Of course, some viewers prefer to classify Mystic River with Eastwood’s police movies; and they’re not entirely wrong. In the role of Sean Devine, a detective with the Massachusetts state troopers, lean and clean-featured Kevin Bacon closely approximates one of Eastwood’s own tight-lipped cops, never raising his voice, continually struggling to hold himself in. But the Eastwood detective usually pursues some taunting, demonic version of himself. Devine must contend with a pair of contrasting alter egos, both of them figures from his childhood on these streets: Jimmy Markum (Sean Penn), the big man in his little neighborhood, and Dave Boyle (Tim Robbins), who shuffles meekly around the bars and back porches and sometimes thinks he’s one of the Undead.
He is, at a minimum, unfinished. That much is obvious from a square of sidewalk into which Dave and his buddies scratched their names some thirty years ago: Jimmy, Sean, Da. Now the memory of the event that interrupted Dave’s hand is literally set in concrete, right on the street: the visible sign of something lost in him, something irremediably broken in the neighborhood.
What might turn that lingering pain into a present danger? A saloon, a six-shooter, a code of manliness.
Based on a novel by Dennis Lehane, Mystic River tells about guilt and suspicion in a working-class neighborhood–about young people abused and murdered, about generation after generation raging for revenge. Clearly, this story moved Eastwood to a seriousness he hasn’t practiced since Unforgiven and A Perfect World. In the less ambitious projects that have piled up in recent years, the unfussiness that is one of his chief virtues as a director has sometimes turned into his biggest flaw; you wondered, during certain scenes of Space Cowboys or Blood Work, whether you were seeing the movie or the dailies. In Mystic River, though, Eastwood’s clarity and strength are apparent from the start, even in the casting of the briefest roles. It’s enough, in the devastating prologue, to see three boys playing hockey in the street to know which will grow up to be Sean Penn and which is doomed to become Tim Robbins. When the grown-ups take the screen, their sureness matches the director’s. The performances seem to enter their bodies straight up from the pavement.

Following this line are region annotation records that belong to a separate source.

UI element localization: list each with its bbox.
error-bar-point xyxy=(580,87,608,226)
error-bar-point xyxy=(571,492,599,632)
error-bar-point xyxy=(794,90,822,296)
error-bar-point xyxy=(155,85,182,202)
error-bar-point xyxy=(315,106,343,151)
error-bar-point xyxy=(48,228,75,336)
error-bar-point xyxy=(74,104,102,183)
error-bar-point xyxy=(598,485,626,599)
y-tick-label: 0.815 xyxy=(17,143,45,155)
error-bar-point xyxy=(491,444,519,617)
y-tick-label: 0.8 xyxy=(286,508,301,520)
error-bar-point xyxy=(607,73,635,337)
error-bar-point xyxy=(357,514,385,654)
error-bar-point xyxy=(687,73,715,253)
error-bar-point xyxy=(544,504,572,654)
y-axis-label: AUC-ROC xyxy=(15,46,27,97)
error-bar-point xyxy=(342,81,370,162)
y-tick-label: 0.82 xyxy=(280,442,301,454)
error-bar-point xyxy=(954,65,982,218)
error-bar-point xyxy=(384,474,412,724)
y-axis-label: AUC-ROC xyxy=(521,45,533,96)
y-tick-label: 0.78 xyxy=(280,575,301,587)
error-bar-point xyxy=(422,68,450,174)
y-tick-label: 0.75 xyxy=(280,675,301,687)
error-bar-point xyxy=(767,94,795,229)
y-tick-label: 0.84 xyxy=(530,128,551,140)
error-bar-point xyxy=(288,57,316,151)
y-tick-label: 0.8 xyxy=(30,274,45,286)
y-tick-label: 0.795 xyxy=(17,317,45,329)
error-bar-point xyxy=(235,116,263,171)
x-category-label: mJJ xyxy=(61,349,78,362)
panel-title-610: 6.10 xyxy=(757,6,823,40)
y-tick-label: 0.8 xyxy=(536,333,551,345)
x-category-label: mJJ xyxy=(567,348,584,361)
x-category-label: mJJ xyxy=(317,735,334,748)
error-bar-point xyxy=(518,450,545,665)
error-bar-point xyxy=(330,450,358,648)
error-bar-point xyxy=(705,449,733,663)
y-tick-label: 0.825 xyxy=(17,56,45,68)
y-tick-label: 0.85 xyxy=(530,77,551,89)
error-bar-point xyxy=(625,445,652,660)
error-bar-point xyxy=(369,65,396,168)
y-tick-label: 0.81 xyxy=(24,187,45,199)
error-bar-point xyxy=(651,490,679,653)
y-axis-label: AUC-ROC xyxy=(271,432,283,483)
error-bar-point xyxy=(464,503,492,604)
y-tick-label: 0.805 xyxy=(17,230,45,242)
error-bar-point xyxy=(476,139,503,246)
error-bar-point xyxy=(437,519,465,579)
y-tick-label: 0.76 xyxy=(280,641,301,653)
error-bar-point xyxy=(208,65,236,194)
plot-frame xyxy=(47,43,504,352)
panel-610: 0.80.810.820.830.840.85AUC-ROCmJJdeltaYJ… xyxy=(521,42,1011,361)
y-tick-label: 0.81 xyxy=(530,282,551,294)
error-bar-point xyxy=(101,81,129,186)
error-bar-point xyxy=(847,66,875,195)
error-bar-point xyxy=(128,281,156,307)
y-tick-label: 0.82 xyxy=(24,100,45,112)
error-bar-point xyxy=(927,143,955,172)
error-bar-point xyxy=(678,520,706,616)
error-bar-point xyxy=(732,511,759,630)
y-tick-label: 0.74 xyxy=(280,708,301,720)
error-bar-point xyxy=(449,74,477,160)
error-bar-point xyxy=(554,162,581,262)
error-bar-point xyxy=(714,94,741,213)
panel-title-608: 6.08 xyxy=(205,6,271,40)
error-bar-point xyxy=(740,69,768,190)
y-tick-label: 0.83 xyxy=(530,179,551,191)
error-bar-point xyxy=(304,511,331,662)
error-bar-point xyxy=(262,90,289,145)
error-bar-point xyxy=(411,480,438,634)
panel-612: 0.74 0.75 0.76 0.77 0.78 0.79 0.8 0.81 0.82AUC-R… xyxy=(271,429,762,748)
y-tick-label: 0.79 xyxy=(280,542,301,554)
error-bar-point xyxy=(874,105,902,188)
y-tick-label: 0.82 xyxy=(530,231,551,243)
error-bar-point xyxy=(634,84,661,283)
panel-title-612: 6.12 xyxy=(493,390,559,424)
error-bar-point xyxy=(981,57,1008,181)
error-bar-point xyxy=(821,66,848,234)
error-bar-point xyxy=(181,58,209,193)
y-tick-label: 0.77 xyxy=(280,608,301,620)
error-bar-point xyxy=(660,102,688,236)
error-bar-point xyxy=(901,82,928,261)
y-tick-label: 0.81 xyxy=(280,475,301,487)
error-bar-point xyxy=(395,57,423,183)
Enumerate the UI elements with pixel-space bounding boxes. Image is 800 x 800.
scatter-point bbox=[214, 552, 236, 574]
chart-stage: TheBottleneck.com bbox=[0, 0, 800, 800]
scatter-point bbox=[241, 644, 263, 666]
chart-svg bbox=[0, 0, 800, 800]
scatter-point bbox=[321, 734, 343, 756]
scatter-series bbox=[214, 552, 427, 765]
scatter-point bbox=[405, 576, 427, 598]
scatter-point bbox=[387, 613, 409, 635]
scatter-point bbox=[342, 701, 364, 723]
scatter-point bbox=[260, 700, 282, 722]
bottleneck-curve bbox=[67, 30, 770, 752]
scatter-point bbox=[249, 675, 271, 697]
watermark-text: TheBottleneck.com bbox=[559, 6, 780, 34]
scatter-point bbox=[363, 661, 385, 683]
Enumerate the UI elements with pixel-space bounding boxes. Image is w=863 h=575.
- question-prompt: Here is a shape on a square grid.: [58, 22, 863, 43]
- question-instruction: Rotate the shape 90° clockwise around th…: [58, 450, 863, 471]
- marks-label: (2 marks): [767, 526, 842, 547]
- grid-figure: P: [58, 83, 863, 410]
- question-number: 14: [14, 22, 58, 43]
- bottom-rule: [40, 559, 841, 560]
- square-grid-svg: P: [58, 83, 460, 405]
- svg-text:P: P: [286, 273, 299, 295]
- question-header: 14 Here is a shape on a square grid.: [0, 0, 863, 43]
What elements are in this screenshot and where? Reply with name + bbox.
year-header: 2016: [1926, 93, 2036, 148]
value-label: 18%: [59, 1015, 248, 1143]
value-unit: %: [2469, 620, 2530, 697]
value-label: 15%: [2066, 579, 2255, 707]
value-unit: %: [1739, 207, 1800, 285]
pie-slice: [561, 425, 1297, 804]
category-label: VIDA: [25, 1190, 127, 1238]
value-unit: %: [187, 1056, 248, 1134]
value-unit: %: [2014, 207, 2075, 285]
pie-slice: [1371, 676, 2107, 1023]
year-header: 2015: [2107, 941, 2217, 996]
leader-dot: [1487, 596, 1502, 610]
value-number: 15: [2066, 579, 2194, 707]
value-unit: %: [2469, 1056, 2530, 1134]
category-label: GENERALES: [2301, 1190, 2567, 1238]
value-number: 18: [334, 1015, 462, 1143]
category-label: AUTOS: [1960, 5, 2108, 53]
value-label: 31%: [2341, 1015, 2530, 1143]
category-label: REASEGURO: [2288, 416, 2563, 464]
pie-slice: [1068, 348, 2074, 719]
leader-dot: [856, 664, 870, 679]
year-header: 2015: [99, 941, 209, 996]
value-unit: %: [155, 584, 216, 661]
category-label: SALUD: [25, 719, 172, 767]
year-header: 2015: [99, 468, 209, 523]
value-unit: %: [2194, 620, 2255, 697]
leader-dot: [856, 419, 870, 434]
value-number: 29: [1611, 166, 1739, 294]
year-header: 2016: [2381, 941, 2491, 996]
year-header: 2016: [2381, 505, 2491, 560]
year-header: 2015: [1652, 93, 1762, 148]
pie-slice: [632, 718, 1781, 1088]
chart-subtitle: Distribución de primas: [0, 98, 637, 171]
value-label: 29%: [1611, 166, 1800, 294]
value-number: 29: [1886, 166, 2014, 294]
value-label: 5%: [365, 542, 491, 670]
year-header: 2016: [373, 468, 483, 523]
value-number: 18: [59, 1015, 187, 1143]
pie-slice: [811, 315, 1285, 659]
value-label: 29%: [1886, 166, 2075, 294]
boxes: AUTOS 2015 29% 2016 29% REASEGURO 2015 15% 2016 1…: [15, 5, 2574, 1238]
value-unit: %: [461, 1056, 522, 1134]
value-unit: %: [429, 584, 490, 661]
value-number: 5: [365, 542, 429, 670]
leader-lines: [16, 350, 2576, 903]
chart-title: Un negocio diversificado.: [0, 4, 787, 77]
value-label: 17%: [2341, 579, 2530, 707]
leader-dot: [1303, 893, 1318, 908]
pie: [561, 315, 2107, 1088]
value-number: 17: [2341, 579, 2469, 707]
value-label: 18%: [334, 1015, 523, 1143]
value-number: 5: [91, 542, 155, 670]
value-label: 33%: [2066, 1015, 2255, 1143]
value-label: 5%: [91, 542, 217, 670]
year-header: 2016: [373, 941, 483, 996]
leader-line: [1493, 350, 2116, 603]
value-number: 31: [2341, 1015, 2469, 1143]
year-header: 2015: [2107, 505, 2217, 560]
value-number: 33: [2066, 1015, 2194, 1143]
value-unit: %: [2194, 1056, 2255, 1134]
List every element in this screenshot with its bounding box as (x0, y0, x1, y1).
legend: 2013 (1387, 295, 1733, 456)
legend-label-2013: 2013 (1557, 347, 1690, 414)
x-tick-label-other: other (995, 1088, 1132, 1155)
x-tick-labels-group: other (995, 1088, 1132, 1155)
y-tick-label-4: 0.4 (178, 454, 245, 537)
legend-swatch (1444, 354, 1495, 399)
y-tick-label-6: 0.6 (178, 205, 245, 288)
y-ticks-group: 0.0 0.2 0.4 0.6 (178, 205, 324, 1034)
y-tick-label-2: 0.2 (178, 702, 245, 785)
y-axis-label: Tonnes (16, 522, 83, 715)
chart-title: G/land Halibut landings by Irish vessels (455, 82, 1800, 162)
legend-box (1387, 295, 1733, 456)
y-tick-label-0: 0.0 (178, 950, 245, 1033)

Robbins is the one who deploys his technique most openly: pushing a Boston accent against his hard palate and up into the nose, inventing a complete body language of shrugs and hesitations. A slight studiousness hangs about the performance; and yet he’s also the actor who becomes the most daring and spontaneous. Dave is falling apart; and Robbins really lets the pieces crash. You see the effect not so much when he gets to scream–anyone can flail about–as in the quieter scenes, as when he tells his son a bedtime story that runs out of control. Dave’s words, which are disturbing in themselves, become all the spookier for Robbins’s way of listening to himself, as if he, too, were puzzled by what’s coming out. Eastwood completes the mystery for him, shooting him against a background of infinite darkness, with only the left half of his face visible in a window’s pale light.